Have you looked into having an special education evaluation done? Your son sounds like what my son would be if he hadn't gotten special education qualified. Writing was and remains physically painful for my son, and he frustrates easily, despite being very bright in many areas. The basic school day in so many ways does not suit him, and yet he loves to learn.
At our request, my son was evaluated for special education at the start of second grade. At the time I referred to it as this gap, between how it seemed he should be able to perform in school, and the reality of how he was performing in school. Like there was some giant rock in the way that he could feel but couldn't describe. He saw it, and it frustrated him; we saw it, and were confused for him. I wanted to find out how to help him cross that bridge. Honestly, at first the IEP team was skeptical, but they went full force into the evaluation process, and ended up thanking us for requesting it, because they determined that he most certainly needed services and accomodations to succeed in school. He has a school use diagnosis now of mild Aspergers and, honestly, it was like being handed a set of keys.

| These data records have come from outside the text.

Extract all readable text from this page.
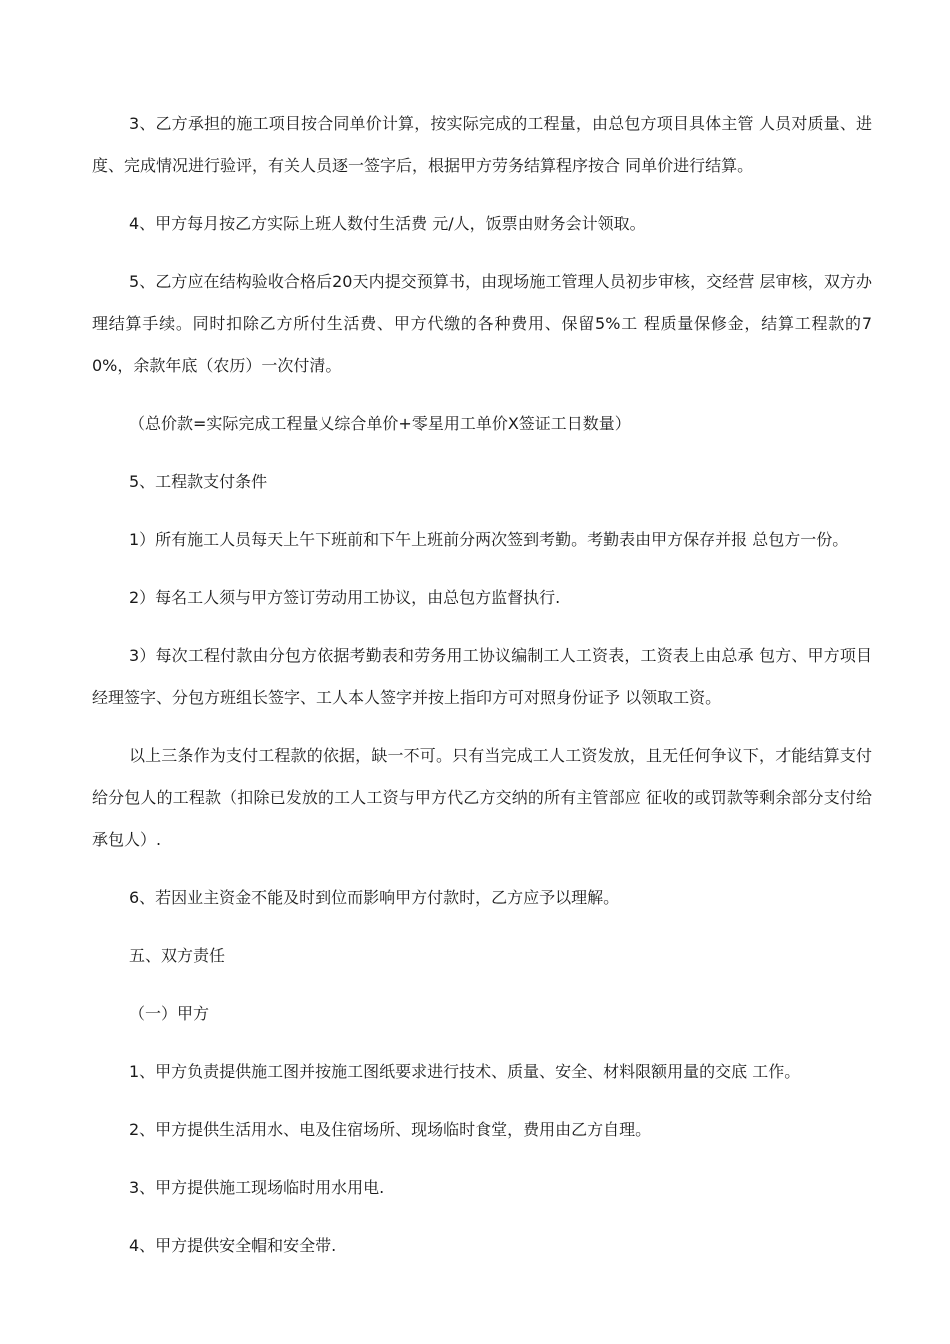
3、乙方承担的施工项目按合同单价计算，按实际完成的工程量，由总包方项目具体主管 人员对质量、进度、完成情况进行验评，有关人员逐一签字后，根据甲方劳务结算程序按合 同单价进行结算。

4、甲方每月按乙方实际上班人数付生活费 元/人，饭票由财务会计领取。

5、乙方应在结构验收合格后20天内提交预算书，由现场施工管理人员初步审核，交经营 层审核，双方办理结算手续。同时扣除乙方所付生活费、甲方代缴的各种费用、保留5%工 程质量保修金，结算工程款的70%，余款年底（农历）一次付清。

（总价款=实际完成工程量乂综合单价+零星用工单价X签证工日数量）

5、工程款支付条件

1）所有施工人员每天上午下班前和下午上班前分两次签到考勤。考勤表由甲方保存并报 总包方一份。

2）每名工人须与甲方签订劳动用工协议，由总包方监督执行.

3）每次工程付款由分包方依据考勤表和劳务用工协议编制工人工资表，工资表上由总承 包方、甲方项目经理签字、分包方班组长签字、工人本人签字并按上指印方可对照身份证予 以领取工资。

以上三条作为支付工程款的依据，缺一不可。只有当完成工人工资发放，且无任何争议下，才能结算支付给分包人的工程款（扣除已发放的工人工资与甲方代乙方交纳的所有主管部应 征收的或罚款等剩余部分支付给承包人）.

6、若因业主资金不能及时到位而影响甲方付款时，乙方应予以理解。

五、双方责任

（一）甲方

1、甲方负责提供施工图并按施工图纸要求进行技术、质量、安全、材料限额用量的交底 工作。

2、甲方提供生活用水、电及住宿场所、现场临时食堂，费用由乙方自理。

3、甲方提供施工现场临时用水用电.

4、甲方提供安全帽和安全带.
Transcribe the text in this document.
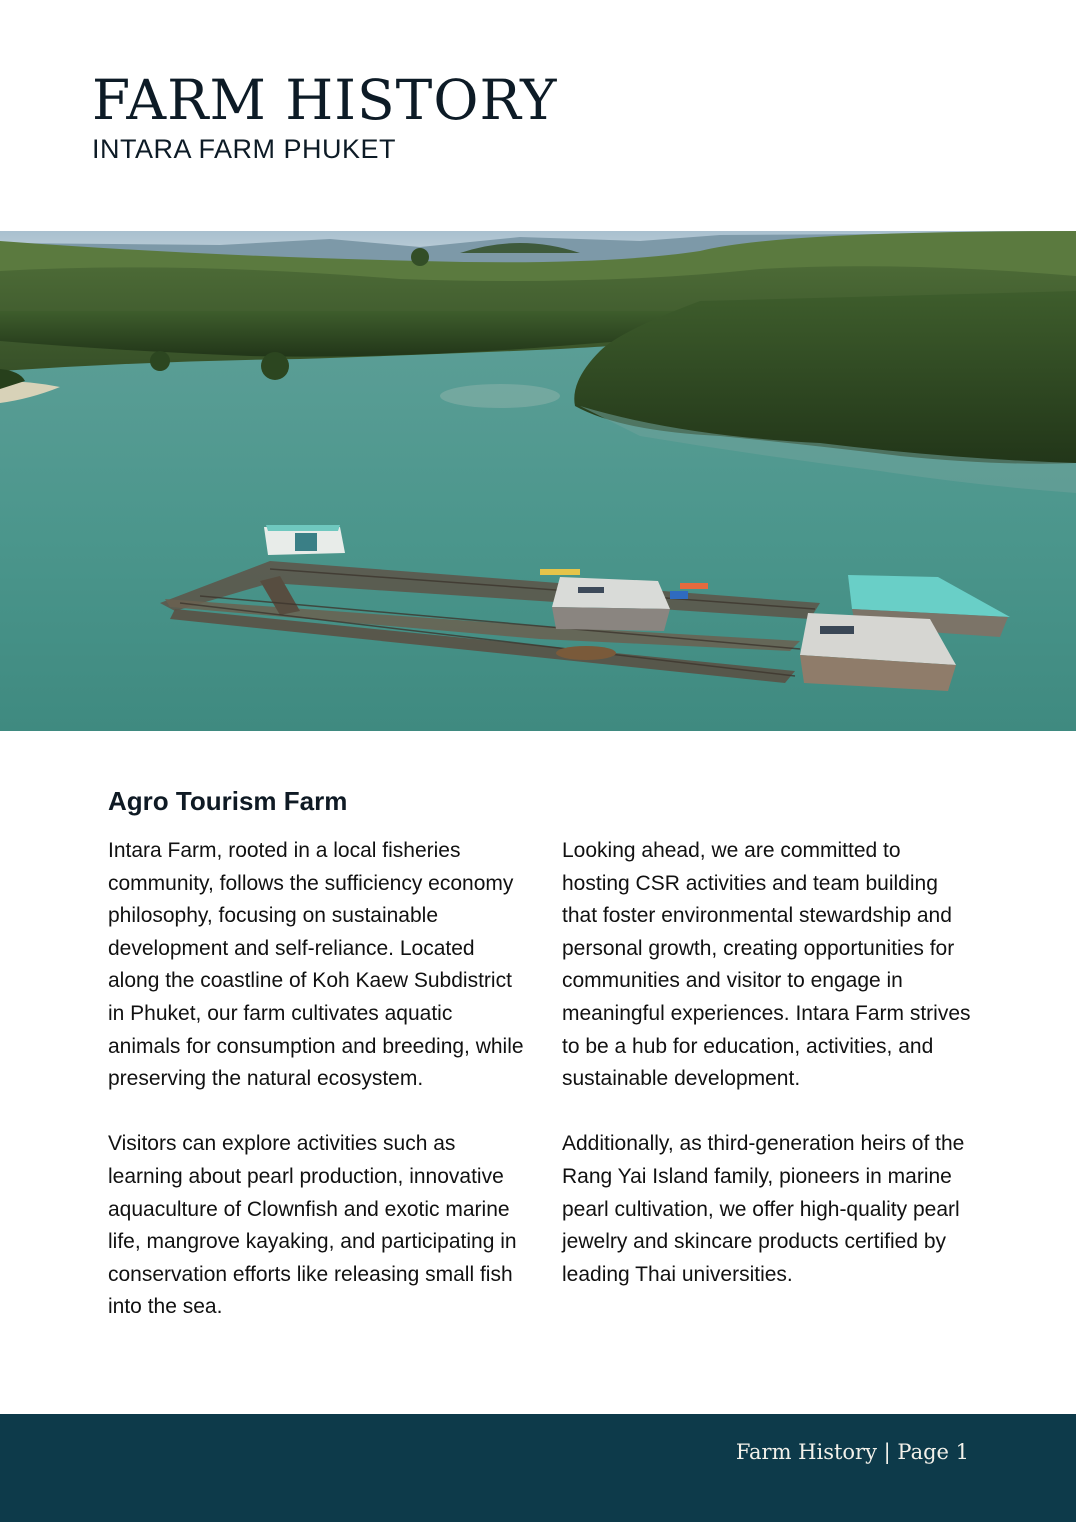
FARM HISTORY
INTARA FARM PHUKET
Agro Tourism Farm

Intara Farm, rooted in a local fisheries community, follows the sufficiency economy philosophy, focusing on sustainable development and self-reliance. Located along the coastline of Koh Kaew Subdistrict in Phuket, our farm cultivates aquatic animals for consumption and breeding, while preserving the natural ecosystem.

Visitors can explore activities such as learning about pearl production, innovative aquaculture of Clownfish and exotic marine life, mangrove kayaking, and participating in conservation efforts like releasing small fish into the sea.

Looking ahead, we are committed to hosting CSR activities and team building that foster environmental stewardship and personal growth, creating opportunities for communities and visitor to engage in meaningful experiences. Intara Farm strives to be a hub for education, activities, and sustainable development.

Additionally, as third-generation heirs of the Rang Yai Island family, pioneers in marine pearl cultivation, we offer high-quality pearl jewelry and skincare products certified by leading Thai universities.

Farm History | Page 1
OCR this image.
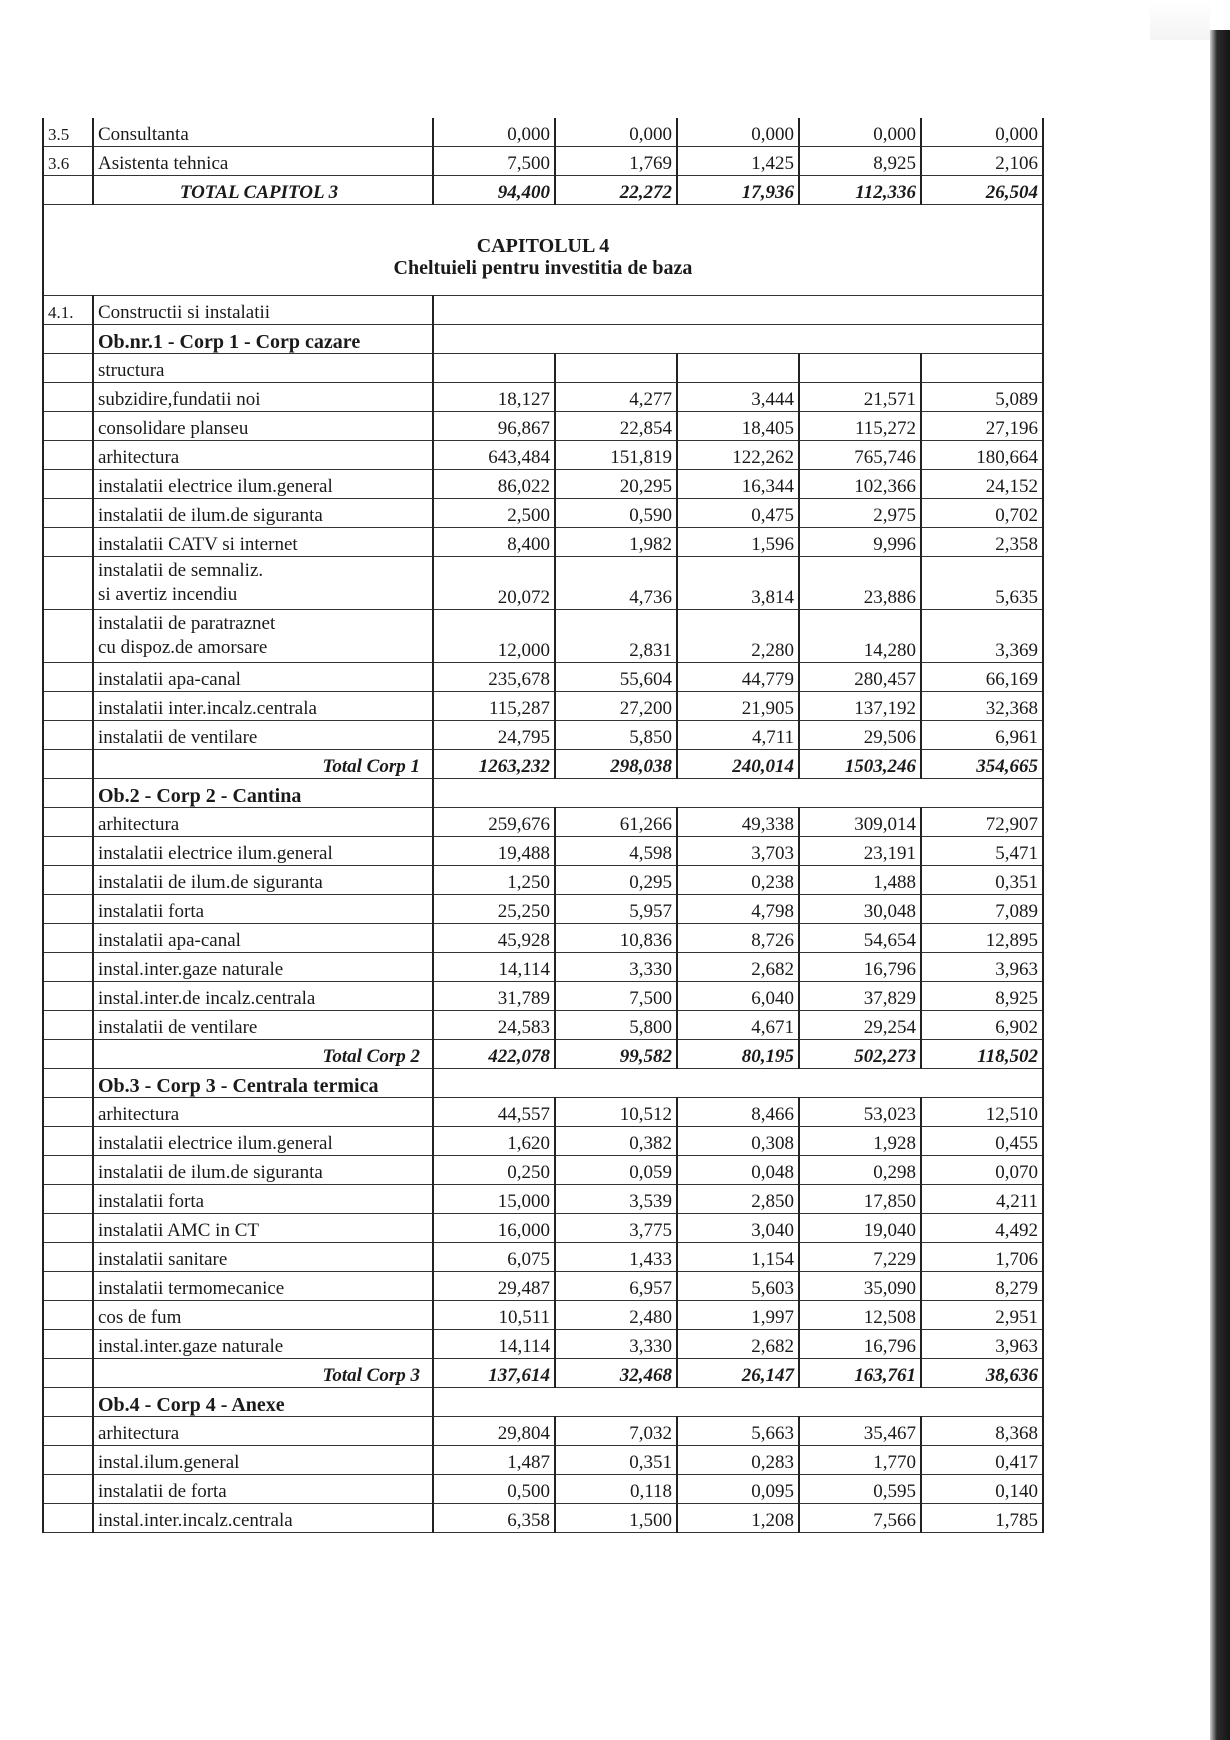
3.5	Consultanta	0,000	0,000	0,000	0,000	0,000
3.6	Asistenta tehnica	7,500	1,769	1,425	8,925	2,106
	TOTAL CAPITOL 3	94,400	22,272	17,936	112,336	26,504

CAPITOLUL 4
Cheltuieli pentru investitia de baza						

4.1.	Constructii si instalatii					
	Ob.nr.1 - Corp 1 - Corp cazare					
	structura					
	subzidire,fundatii noi	18,127	4,277	3,444	21,571	5,089
	consolidare planseu	96,867	22,854	18,405	115,272	27,196
	arhitectura	643,484	151,819	122,262	765,746	180,664
	instalatii electrice ilum.general	86,022	20,295	16,344	102,366	24,152
	instalatii de ilum.de siguranta	2,500	0,590	0,475	2,975	0,702
	instalatii CATV si internet	8,400	1,982	1,596	9,996	2,358

	instalatii de semnaliz.
si avertiz incendiu	20,072	4,736	3,814	23,886	5,635

	instalatii de paratraznet
cu dispoz.de amorsare	12,000	2,831	2,280	14,280	3,369
	instalatii apa-canal	235,678	55,604	44,779	280,457	66,169
	instalatii inter.incalz.centrala	115,287	27,200	21,905	137,192	32,368
	instalatii de ventilare	24,795	5,850	4,711	29,506	6,961
	Total Corp 1	1263,232	298,038	240,014	1503,246	354,665
	Ob.2 - Corp 2 - Cantina					
	arhitectura	259,676	61,266	49,338	309,014	72,907
	instalatii electrice ilum.general	19,488	4,598	3,703	23,191	5,471
	instalatii de ilum.de siguranta	1,250	0,295	0,238	1,488	0,351
	instalatii forta	25,250	5,957	4,798	30,048	7,089
	instalatii apa-canal	45,928	10,836	8,726	54,654	12,895
	instal.inter.gaze naturale	14,114	3,330	2,682	16,796	3,963
	instal.inter.de incalz.centrala	31,789	7,500	6,040	37,829	8,925
	instalatii de ventilare	24,583	5,800	4,671	29,254	6,902
	Total Corp 2	422,078	99,582	80,195	502,273	118,502
	Ob.3 - Corp 3 - Centrala termica					
	arhitectura	44,557	10,512	8,466	53,023	12,510
	instalatii electrice ilum.general	1,620	0,382	0,308	1,928	0,455
	instalatii de ilum.de siguranta	0,250	0,059	0,048	0,298	0,070
	instalatii forta	15,000	3,539	2,850	17,850	4,211
	instalatii AMC in CT	16,000	3,775	3,040	19,040	4,492
	instalatii sanitare	6,075	1,433	1,154	7,229	1,706
	instalatii termomecanice	29,487	6,957	5,603	35,090	8,279
	cos de fum	10,511	2,480	1,997	12,508	2,951
	instal.inter.gaze naturale	14,114	3,330	2,682	16,796	3,963
	Total Corp 3	137,614	32,468	26,147	163,761	38,636
	Ob.4 - Corp 4 - Anexe					
	arhitectura	29,804	7,032	5,663	35,467	8,368
	instal.ilum.general	1,487	0,351	0,283	1,770	0,417
	instalatii de forta	0,500	0,118	0,095	0,595	0,140
	instal.inter.incalz.centrala	6,358	1,500	1,208	7,566	1,785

If your child is failing at school despite appearing to be bright, something is wrong either acedemically (an undiagosed condition or so bright he's bored) or socially (is he being teased?). His response to not knowing how to handle that conflict is to tune out, turn in, self-protect.
Definitely consider Asperger's if you have not already. Contrary to what many believe, these are emotional kids, who simply have brains that work very differently. It's very missunderstood.
While I hate putting kids into labels, ours has been a key. It's what you do with it once you have a label that matters.